Por ti y para ti, hermano
Por cada insulto o gota de sangre que brotan desde una grada habrá que contraponer el aplauso compartido o el beso anónimo a un escudo
Las redes, tan estúpidas y desagradables en ocasiones, se redimen cada cierto tiempo con pequeños gestos que no significan gran cosa, tan solo que aún queda gente buena y generosa batiéndose el cobre con los habituales acaparadores de ruido. Nada más terminar el partido en el Santiago Bernabéu, con victoria redentora para Barça de Xavi, algunos miembros de la familia azulgrana se acordaron de un hermano desconocido cuya imagen se hizo viral tras la remontada del Liverpool en la Liga de Campeones 2018-2019. En las gradas de Anfield, vestido con su camiseta oficial y rodeado de espanto, nuestro héroe miraba a un lado y a otro buscando una explicación que no llegaba desde ningún flanco hasta que, de repente, sin necesidad de mayor estímulo que el amor a unos colores, reparaba en el escudo estampado sobre su pecho y lo besaba con tanta ternura que a un buen número de licántropos les faltó tiempo para convertirlo en objeto de mofa: para él fue ese primer pensamiento, ahora que la alegría parece haber vuelto a instalarse en la esfera sentimental del Camp Nou.

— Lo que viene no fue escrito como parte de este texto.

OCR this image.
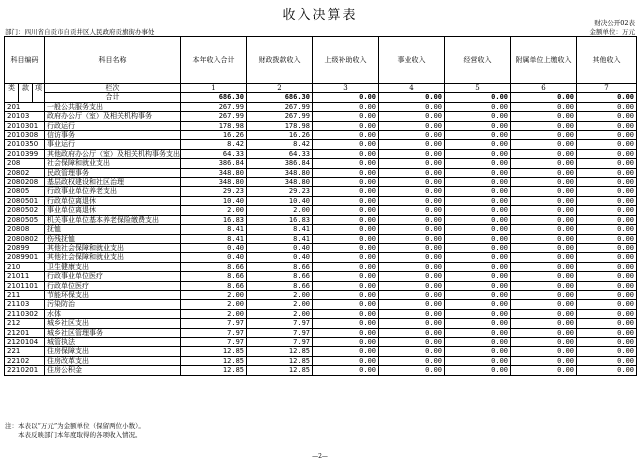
收入决算表	财决公开02表
部门：四川省自贡市自贡井区人民政府贡旗街办事处	金额单位：万元
科目编码			科目名称	本年收入合计	财政拨款收入	上级补助收入	事业收入	经营收入	附属单位上缴收入	其他收入
类	款	项								
			栏次	1	2	3	4	5	6	7
			合计	686.30	686.30	0.00	0.00	0.00	0.00	0.00
201			一般公共服务支出	267.99	267.99	0.00	0.00	0.00	0.00	0.00
20103			政府办公厅（室）及相关机构事务	267.99	267.99	0.00	0.00	0.00	0.00	0.00
2010301			行政运行	178.98	178.98	0.00	0.00	0.00	0.00	0.00
2010308			信访事务	16.26	16.26	0.00	0.00	0.00	0.00	0.00
2010350			事业运行	8.42	8.42	0.00	0.00	0.00	0.00	0.00
2010399			其他政府办公厅（室）及相关机构事务支出	64.33	64.33	0.00	0.00	0.00	0.00	0.00
208			社会保障和就业支出	386.84	386.84	0.00	0.00	0.00	0.00	0.00
20802			民政管理事务	348.80	348.80	0.00	0.00	0.00	0.00	0.00
2080208			基层政权建设和社区治理	348.80	348.80	0.00	0.00	0.00	0.00	0.00
20805			行政事业单位养老支出	29.23	29.23	0.00	0.00	0.00	0.00	0.00
2080501			行政单位离退休	10.40	10.40	0.00	0.00	0.00	0.00	0.00
2080502			事业单位离退休	2.00	2.00	0.00	0.00	0.00	0.00	0.00
2080505			机关事业单位基本养老保险缴费支出	16.83	16.83	0.00	0.00	0.00	0.00	0.00
20808			抚恤	8.41	8.41	0.00	0.00	0.00	0.00	0.00
2080802			伤残抚恤	8.41	8.41	0.00	0.00	0.00	0.00	0.00
20899			其他社会保障和就业支出	0.40	0.40	0.00	0.00	0.00	0.00	0.00
2089901			其他社会保障和就业支出	0.40	0.40	0.00	0.00	0.00	0.00	0.00
210			卫生健康支出	8.66	8.66	0.00	0.00	0.00	0.00	0.00
21011			行政事业单位医疗	8.66	8.66	0.00	0.00	0.00	0.00	0.00
2101101			行政单位医疗	8.66	8.66	0.00	0.00	0.00	0.00	0.00
211			节能环保支出	2.00	2.00	0.00	0.00	0.00	0.00	0.00
21103			污染防治	2.00	2.00	0.00	0.00	0.00	0.00	0.00
2110302			水体	2.00	2.00	0.00	0.00	0.00	0.00	0.00
212			城乡社区支出	7.97	7.97	0.00	0.00	0.00	0.00	0.00
21201			城乡社区管理事务	7.97	7.97	0.00	0.00	0.00	0.00	0.00
2120104			城管执法	7.97	7.97	0.00	0.00	0.00	0.00	0.00
221			住房保障支出	12.85	12.85	0.00	0.00	0.00	0.00	0.00
22102			住房改革支出	12.85	12.85	0.00	0.00	0.00	0.00	0.00
2210201			住房公积金	12.85	12.85	0.00	0.00	0.00	0.00	0.00
注：本表以“万元”为金额单位（保留两位小数）。
　　本表反映部门本年度取得的各项收入情况。
—2—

El fútbol replica la vida de un modo tan perfecto que a menudo se nos olvida valorar lo mucho y bueno que es capaz de devolvernos como sociedad. Nos enfrascamos en cuestiones frentistas, en debates de corte político, y terminamos obviando las pequeñas historias que llenan de color –y calor– un deporte acostumbrado a empañar su propio prestigio en nombre del amor. Los ultras, con sus privilegios y su salvajismo, nos obligan, cada cierto tiempo, a poner kilómetros de distancia entre nuestros sentimientos y los suyos, tan pervertidos por la violencia y el ombliguismo que a uno le dan ganas de renunciar y plantar tomates como forma alternativa de aprovechar los domingos. Pero el fútbol no es eso –o no solo eso–, y por cada insulto o gota de sangre que brotan desde una grada habrá que contraponer el aplauso compartido, el beso anónimo a un escudo o cualquier otro estímulo positivo que nos recuerde por qué amamos el fútbol, en ocasiones, a pesar del propio fútbol.
La revuelta contra la Superliga nos trajo de vuelta aquella vieja máxima de que el fútbol es de los aficionados, no de sus propietarios, una frase que encierra una gran verdad pero también una enorme contradicción. El fútbol como negocio, el que parece dispuesto a vaciar los estadios a cambio de los millones de la televisión, pertenece por ley a quienes invirtieron su dinero en un nuevo modelo de especulación. O en un escaparate publicitario. O en un simple capricho de rico a juego con el mega yate y el palacete: con ese pueden quedarse porque, insisto, legalmente les pertenece. Pero el otro, el que teje hilos irrompibles entre padres e hijos y hasta sinergias entre desconocidos, nos pertenece a todos los que no necesitamos un título de propiedad o un tatuaje bien visible para reconocernos como la base que sostiene este circo. Por más que ordenen, por más que griten quienes jamás comprenderán la grandeza de un juego que va de gente normal latiendo anónimamente bajo un escudo. Por ti y para ti, hermano: el fútbol es tuyo, el fútbol es nuestro.